Other places to look for round-trip testing opportunities include database storage and configuration files.

# Item 10: Test the "It doesn't crash" property

If you can't think of what properties you should check, "it doesn't crash" is totally legit. In a language with exceptions, you'll be shocked at what starts bubbling up when your proptests start synthesizing interesting edge cases.

# Item 11: Test system boundaries

When you think about the structure of your system, you can probably identify some important boundaries in it. Maybe they are module boundaries, microservice APIs, or an important plugin interface. Regardless of the technology, you have some API in your system with an out-sized impact on everything else, whose correctness has a large impact on everything.

Find these boundaries and proptest them; pay particular attention to the properties of the implementation which cannot be specified in the type signature or whatever IDL you're using.

# Item 12: Test the whole system

If you have acceptance tests, see if you can convert some of them to proptests. Using Data Tables in Cucumber or similar example-based testing is a good sign that you might have some proptests hidden in there that want to get out.

# Item 13: Consider disabling shrinking

Automatic shrinking is one of the great victories of property-based testing. When it works, it's magical.

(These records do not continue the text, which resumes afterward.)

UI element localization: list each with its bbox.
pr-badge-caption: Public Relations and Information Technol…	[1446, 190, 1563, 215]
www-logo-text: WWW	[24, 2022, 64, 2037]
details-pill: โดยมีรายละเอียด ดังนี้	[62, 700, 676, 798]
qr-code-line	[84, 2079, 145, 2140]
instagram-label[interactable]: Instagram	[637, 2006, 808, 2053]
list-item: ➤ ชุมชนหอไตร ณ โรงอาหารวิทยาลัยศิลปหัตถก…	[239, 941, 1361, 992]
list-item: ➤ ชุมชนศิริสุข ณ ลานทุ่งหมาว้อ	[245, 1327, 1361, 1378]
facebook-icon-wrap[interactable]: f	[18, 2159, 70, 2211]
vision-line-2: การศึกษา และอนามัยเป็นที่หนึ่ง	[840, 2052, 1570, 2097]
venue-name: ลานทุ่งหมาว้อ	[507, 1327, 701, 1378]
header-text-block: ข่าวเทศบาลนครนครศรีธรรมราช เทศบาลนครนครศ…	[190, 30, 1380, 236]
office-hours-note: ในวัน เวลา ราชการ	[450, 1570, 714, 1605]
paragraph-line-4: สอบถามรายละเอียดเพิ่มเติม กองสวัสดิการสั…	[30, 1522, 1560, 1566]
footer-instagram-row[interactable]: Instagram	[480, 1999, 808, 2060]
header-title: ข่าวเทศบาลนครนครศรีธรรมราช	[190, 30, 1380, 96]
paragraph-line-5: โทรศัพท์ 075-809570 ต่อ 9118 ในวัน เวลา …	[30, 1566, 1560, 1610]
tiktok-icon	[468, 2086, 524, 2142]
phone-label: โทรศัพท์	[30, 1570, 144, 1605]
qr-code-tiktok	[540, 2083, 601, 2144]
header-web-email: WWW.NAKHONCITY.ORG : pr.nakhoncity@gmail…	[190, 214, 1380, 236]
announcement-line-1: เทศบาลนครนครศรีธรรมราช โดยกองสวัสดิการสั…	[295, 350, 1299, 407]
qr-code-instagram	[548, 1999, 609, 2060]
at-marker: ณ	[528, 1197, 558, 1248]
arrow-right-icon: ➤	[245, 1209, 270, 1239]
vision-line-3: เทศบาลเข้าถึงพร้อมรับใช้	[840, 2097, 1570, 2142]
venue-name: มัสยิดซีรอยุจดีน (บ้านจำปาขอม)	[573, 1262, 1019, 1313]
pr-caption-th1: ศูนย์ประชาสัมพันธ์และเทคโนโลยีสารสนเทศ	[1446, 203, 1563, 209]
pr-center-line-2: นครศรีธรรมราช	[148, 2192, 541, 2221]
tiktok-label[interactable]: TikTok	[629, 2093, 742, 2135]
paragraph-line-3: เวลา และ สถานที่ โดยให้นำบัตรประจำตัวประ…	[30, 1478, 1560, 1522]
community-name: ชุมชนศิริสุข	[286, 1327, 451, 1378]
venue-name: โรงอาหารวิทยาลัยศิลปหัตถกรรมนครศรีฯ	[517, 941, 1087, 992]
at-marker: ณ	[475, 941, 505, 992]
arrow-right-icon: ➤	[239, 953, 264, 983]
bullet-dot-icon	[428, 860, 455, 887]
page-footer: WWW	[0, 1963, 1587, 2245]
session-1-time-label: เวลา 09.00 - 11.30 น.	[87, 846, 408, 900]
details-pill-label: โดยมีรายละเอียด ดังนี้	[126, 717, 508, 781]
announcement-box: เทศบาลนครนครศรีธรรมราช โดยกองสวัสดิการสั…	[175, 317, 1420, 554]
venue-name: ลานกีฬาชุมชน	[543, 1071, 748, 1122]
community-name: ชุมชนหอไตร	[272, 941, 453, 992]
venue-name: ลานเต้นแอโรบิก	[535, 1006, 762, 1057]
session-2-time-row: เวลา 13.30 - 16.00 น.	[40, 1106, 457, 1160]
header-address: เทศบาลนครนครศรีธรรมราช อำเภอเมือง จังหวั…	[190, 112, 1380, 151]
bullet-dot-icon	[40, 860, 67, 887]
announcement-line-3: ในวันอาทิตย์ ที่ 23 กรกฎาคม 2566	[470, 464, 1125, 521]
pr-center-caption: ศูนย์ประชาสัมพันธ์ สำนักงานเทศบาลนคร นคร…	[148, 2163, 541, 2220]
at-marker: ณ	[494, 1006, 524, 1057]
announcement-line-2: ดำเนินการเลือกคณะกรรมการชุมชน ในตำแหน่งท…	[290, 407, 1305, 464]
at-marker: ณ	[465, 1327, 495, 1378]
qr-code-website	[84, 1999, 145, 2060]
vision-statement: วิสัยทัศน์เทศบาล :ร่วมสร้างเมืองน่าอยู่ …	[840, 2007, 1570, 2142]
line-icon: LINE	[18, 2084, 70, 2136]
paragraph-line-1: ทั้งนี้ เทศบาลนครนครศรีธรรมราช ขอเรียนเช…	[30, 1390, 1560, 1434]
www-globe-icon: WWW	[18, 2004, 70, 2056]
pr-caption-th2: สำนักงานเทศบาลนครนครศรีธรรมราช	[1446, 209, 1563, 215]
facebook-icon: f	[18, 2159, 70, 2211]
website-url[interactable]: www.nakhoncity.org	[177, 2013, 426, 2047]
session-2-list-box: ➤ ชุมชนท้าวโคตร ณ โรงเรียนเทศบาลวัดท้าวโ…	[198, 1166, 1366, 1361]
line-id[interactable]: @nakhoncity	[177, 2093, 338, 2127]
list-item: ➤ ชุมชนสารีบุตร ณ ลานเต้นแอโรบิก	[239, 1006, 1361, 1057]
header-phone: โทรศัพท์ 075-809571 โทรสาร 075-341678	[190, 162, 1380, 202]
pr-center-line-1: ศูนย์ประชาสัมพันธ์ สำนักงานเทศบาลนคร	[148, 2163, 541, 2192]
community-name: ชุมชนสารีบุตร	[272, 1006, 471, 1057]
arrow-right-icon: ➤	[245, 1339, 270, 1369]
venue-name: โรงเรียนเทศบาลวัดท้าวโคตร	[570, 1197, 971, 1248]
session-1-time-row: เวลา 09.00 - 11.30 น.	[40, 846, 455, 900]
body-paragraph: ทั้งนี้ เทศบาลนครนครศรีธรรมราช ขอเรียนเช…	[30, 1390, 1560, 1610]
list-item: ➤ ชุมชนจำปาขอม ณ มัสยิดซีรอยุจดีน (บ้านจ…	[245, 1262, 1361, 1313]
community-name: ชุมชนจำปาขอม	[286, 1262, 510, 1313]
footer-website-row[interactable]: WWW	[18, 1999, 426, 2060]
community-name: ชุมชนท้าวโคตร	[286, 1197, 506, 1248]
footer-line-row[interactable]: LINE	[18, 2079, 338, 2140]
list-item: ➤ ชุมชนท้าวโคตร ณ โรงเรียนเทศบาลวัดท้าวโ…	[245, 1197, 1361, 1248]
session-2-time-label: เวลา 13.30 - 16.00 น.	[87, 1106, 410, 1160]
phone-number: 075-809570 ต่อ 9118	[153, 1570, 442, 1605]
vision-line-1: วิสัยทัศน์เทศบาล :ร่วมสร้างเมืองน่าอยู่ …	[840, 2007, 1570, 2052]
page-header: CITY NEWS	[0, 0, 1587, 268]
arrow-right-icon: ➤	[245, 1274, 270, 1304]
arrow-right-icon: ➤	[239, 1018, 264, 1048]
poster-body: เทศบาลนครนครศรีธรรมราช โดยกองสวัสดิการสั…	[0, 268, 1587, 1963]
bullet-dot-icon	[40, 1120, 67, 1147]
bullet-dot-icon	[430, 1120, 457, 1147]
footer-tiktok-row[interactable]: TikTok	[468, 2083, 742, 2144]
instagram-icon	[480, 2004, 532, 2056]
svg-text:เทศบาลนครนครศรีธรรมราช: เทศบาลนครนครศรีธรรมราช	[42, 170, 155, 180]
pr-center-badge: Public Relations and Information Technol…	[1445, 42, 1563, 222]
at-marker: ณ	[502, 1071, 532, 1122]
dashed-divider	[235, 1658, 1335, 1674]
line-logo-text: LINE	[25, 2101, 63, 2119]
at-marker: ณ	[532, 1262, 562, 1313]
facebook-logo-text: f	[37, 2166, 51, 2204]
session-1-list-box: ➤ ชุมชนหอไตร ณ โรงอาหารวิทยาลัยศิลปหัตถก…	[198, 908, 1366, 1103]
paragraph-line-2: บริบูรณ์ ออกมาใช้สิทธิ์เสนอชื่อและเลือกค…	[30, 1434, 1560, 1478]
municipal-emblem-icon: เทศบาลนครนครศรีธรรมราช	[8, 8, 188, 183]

It's at its best when you're testing something that can execute really fast, like a relatively small purely-functional part of your system.

As you start to bring your proptests up a level or two and test larger pieces of your system, you'll find that shrinking takes a REALLY long time. This is a function of cycle time; how long it takes to run a single cycle of your test. If it takes 1 millisecond, everything's fine, but if it takes 1 second, you'll have a bad time. In cases like this, I've found it best to simply disable shrinking in the proptest framework; manual inspection of generated data which triggered the failures can just be faster sometimes.

# Conclusion

Software correctness is a tricky thing. In many circles, the prevailing value system emphasizes things like agility, convenience, and expressiveness. Others care deeply about process and specification. To me, proptests fall right in the middle of that spectrum. They're very practical and pretty easy to create once you've got the hang of it. But they also help you think of your system in a more 'formal' way, broadly considering its invariants over the domains you specify. This is the same way you'll need to think of your system as you move to more formal modes of analysis.

I hope you find some places to proptest your code. The world has too much broken software, and this is a way you can make yours better.